Rétrospective: le calme avant la tempête?

Avril fut encore un mois favorable aux actifs risqués. Les cours des marchés des actions du monde entier ont poursuivi leur ascension, pour atteindre de nouveaux records historiques aux États-Unis. Les investisseurs qui observaient depuis longtemps la remontée sans y participer sont revenus sur le marché dans un contexte d’amélioration des statistiques conjoncturelles. Enfin, l’indice de la Bourse suisse (SMI) a lui aussi terminé le mois d’avril sur un nouveau record absolu.

Nouveaux records en avril

Source: Datastream, J. Safra Sarasin, 09.05.2019

Début mai sont toutefois apparus les premiers revers et nous estimons qu’une période de consolidation modérée semble normale après la forte hausse enregistrée depuis le début de l’année.

Perspectives économiques en demi-teinte

Les statistiques macroéconomiques publiées pour la zone euro sont mitigées, en particulier à cause de facteurs exogènes. Tandis que la demande intérieure reste solide, les volumes d’exportations des six derniers mois accusent un net repli, qui a pesé sur l’industrie manufacturière. Les derniers indices des directeurs d’achats dénotent toutefois une stabilisation et l’amélioration des indicateurs de liquidité laisse espérer que le plus-bas conjoncturel pourrait prochainement être surmonté.

La reprise n’est pas encore confirmée

Source: Datastream, J. Safra Sarasin, 09.05.2019

Les indices des directeurs d’achats des États-Unis (ISM) annoncent également un repli. À court terme, les perspectives semblent orientées à la baisse, surtout tant que la dynamique des indicateurs restera négative (voir le graphique ci-dessus). Il semble donc prématuré de parler déjà de retournement de tendance dans les pays industrialisés. Ainsi en raison de la chute des nouvelles commandes, nous attendons encore quelques mois de faiblesse. La situation se présente un peu mieux dans les pays émergents.

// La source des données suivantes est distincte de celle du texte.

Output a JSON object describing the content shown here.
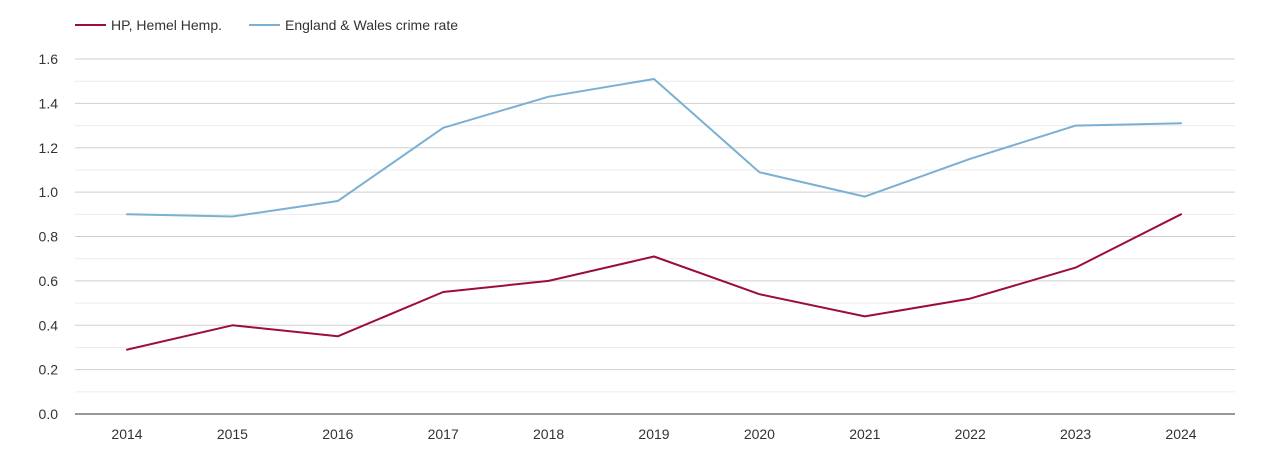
{
  "chart_data": {
    "type": "line",
    "title": "",
    "xlabel": "",
    "ylabel": "",
    "categories": [
      "2014",
      "2015",
      "2016",
      "2017",
      "2018",
      "2019",
      "2020",
      "2021",
      "2022",
      "2023",
      "2024"
    ],
    "ylim": [
      0,
      1.6
    ],
    "yticks": [
      "0.0",
      "0.2",
      "0.4",
      "0.6",
      "0.8",
      "1.0",
      "1.2",
      "1.4",
      "1.6"
    ],
    "grid": true,
    "legend_position": "top-left",
    "series": [
      {
        "name": "HP, Hemel Hemp.",
        "color": "#9c0d38",
        "values": [
          0.29,
          0.4,
          0.35,
          0.55,
          0.6,
          0.71,
          0.54,
          0.44,
          0.52,
          0.66,
          0.9
        ]
      },
      {
        "name": "England & Wales crime rate",
        "color": "#7bb0d3",
        "values": [
          0.9,
          0.89,
          0.96,
          1.29,
          1.43,
          1.51,
          1.09,
          0.98,
          1.15,
          1.3,
          1.31
        ]
      }
    ]
  }
}
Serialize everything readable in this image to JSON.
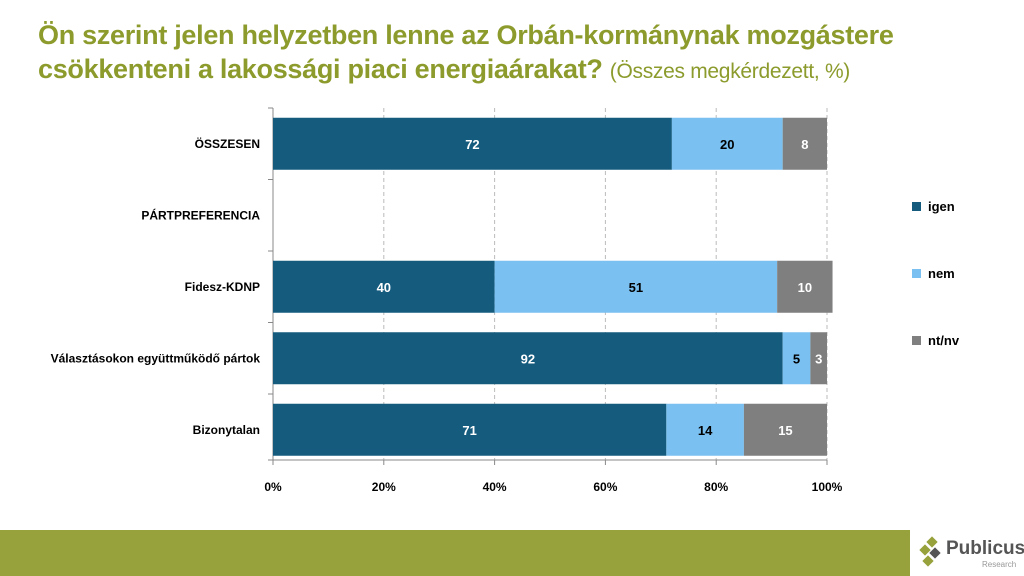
{
  "title": {
    "main": "Ön szerint jelen helyzetben lenne az Orbán-kormánynak mozgástere csökkenteni a lakossági piaci energiaárakat?",
    "sub": "(Összes megkérdezett, %)"
  },
  "logo": {
    "name": "Publicus",
    "sub": "Research"
  },
  "chart_data": {
    "type": "bar",
    "orientation": "horizontal",
    "stacked": true,
    "categories": [
      "ÖSSZESEN",
      "PÁRTPREFERENCIA",
      "Fidesz-KDNP",
      "Választásokon együttműködő pártok",
      "Bizonytalan"
    ],
    "series": [
      {
        "name": "igen",
        "color": "#155b7e",
        "values": [
          72,
          null,
          40,
          92,
          71
        ]
      },
      {
        "name": "nem",
        "color": "#7ac0f0",
        "values": [
          20,
          null,
          51,
          5,
          14
        ]
      },
      {
        "name": "nt/nv",
        "color": "#7f7f7f",
        "values": [
          8,
          null,
          10,
          3,
          15
        ]
      }
    ],
    "xlim": [
      0,
      100
    ],
    "xticks": [
      "0%",
      "20%",
      "40%",
      "60%",
      "80%",
      "100%"
    ],
    "grid": true,
    "legend": "right"
  }
}
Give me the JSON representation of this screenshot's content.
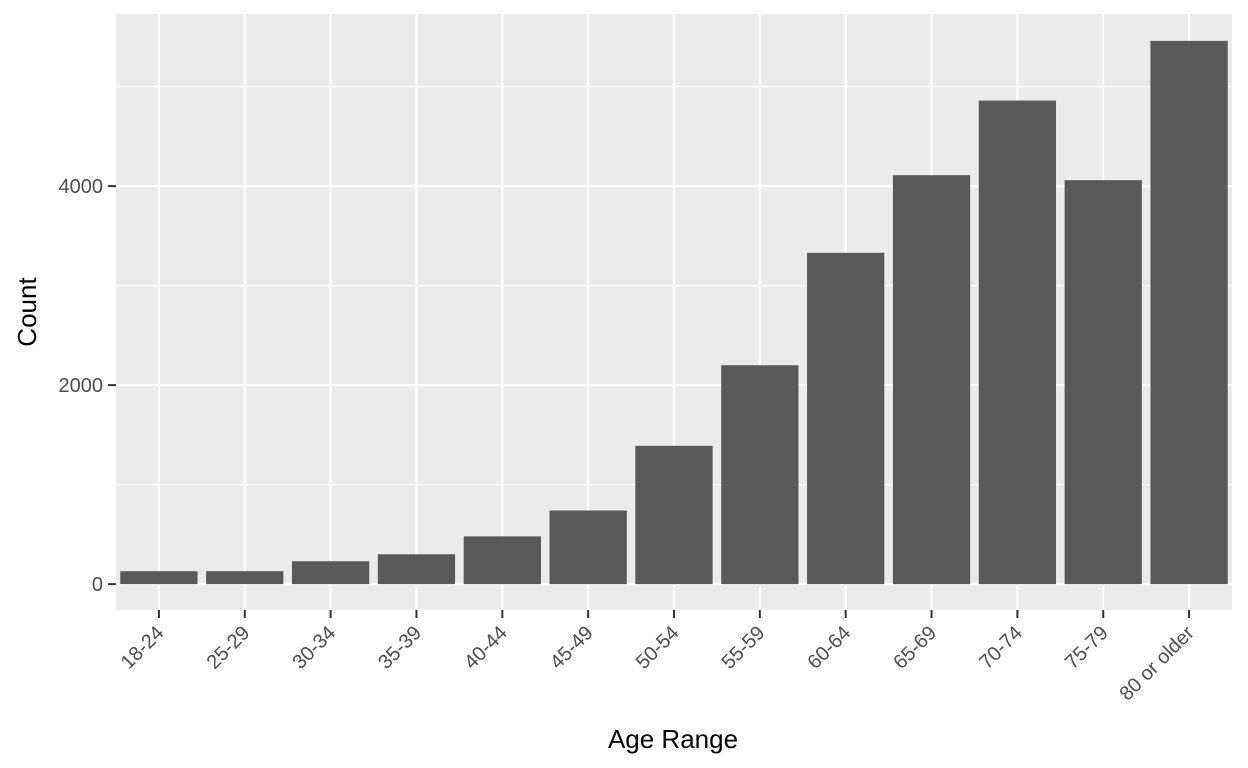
{
  "chart_data": {
    "type": "bar",
    "xlabel": "Age Range",
    "ylabel": "Count",
    "categories": [
      "18-24",
      "25-29",
      "30-34",
      "35-39",
      "40-44",
      "45-49",
      "50-54",
      "55-59",
      "60-64",
      "65-69",
      "70-74",
      "75-79",
      "80 or older"
    ],
    "values": [
      130,
      130,
      230,
      300,
      480,
      740,
      1390,
      2200,
      3330,
      4110,
      4860,
      4060,
      5460
    ],
    "ylim": [
      -260,
      5730
    ],
    "yticks": [
      0,
      2000,
      4000
    ],
    "ytick_labels": [
      "0",
      "2000",
      "4000"
    ],
    "minor_yticks": [
      1000,
      3000,
      5000
    ],
    "grid": true,
    "colors": {
      "bar": "#595959",
      "panel": "#ebebeb",
      "grid": "#ffffff",
      "tick_text": "#4d4d4d",
      "title_text": "#000000"
    }
  }
}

En Chine, le plus-bas conjoncturel a probablement été atteint au premier trimestre et, malgré un décrochement en avril, la dynamique semble repartie à la hausse. Toutefois, nous attendons une accélération progressive. Le différend commercial qui s’est ravivé en mai entre les États-Unis et la Chine accroît l’incertitude quant aux perspectives de croissance de l’économie au second semestre.

Obligations: taux toujours bas

Dans un tel contexte, la Réserve fédérale américaine (Fed) a souligné lors de la dernière réunion du FOMC qu’elle ne voyait aucune raison d’intervenir sur les taux, dans quelque direction que ce soit. Il existe des obstacles majeurs à une baisse des taux: les taux d’utilisation des capacités de production sont presque au maximum et le chômage est extrêmement faible. Dans le même temps, un relèvement des taux directeurs ne serait pas du tout indiqué en raison du ralentissement de la croissance et du repli récent des prévisions d’inflation. La Fed aimerait que la courbe des taux se pentifie avant de reprendre à moyen terme sa hausse des taux. Les autres régions ne devraient pas non plus connaître de modification significative de leur politique monétaire au cours des prochains mois, ce qui explique que nous prévoyions une stabilisation des taux d’intérêt et conservons dans nos portefeuilles une duration neutre.

Les obligations à haut rendement restent intéressantes

Les obligations à haut rendement affichent depuis le début de l’année une évolution favorable et notre surpondération s’est révélée payante. Au vu de la faiblesse des primes de risque, il nous semble trop tôt pour réduire notre surpondération. Les taux de défaut sont tombés à des plus-bas et annoncent une érosion des écarts de crédit. La baisse des taux laisse prévoir de nouveaux afflux de capitaux, et ce, tant que l’économie ne basculera pas dans la récession. Ainsi, notre scénario de redressement de la conjoncture mondiale au second semestre nous semble justifier les valorisations actuelles des obligations à haut rendement européennes et américaines.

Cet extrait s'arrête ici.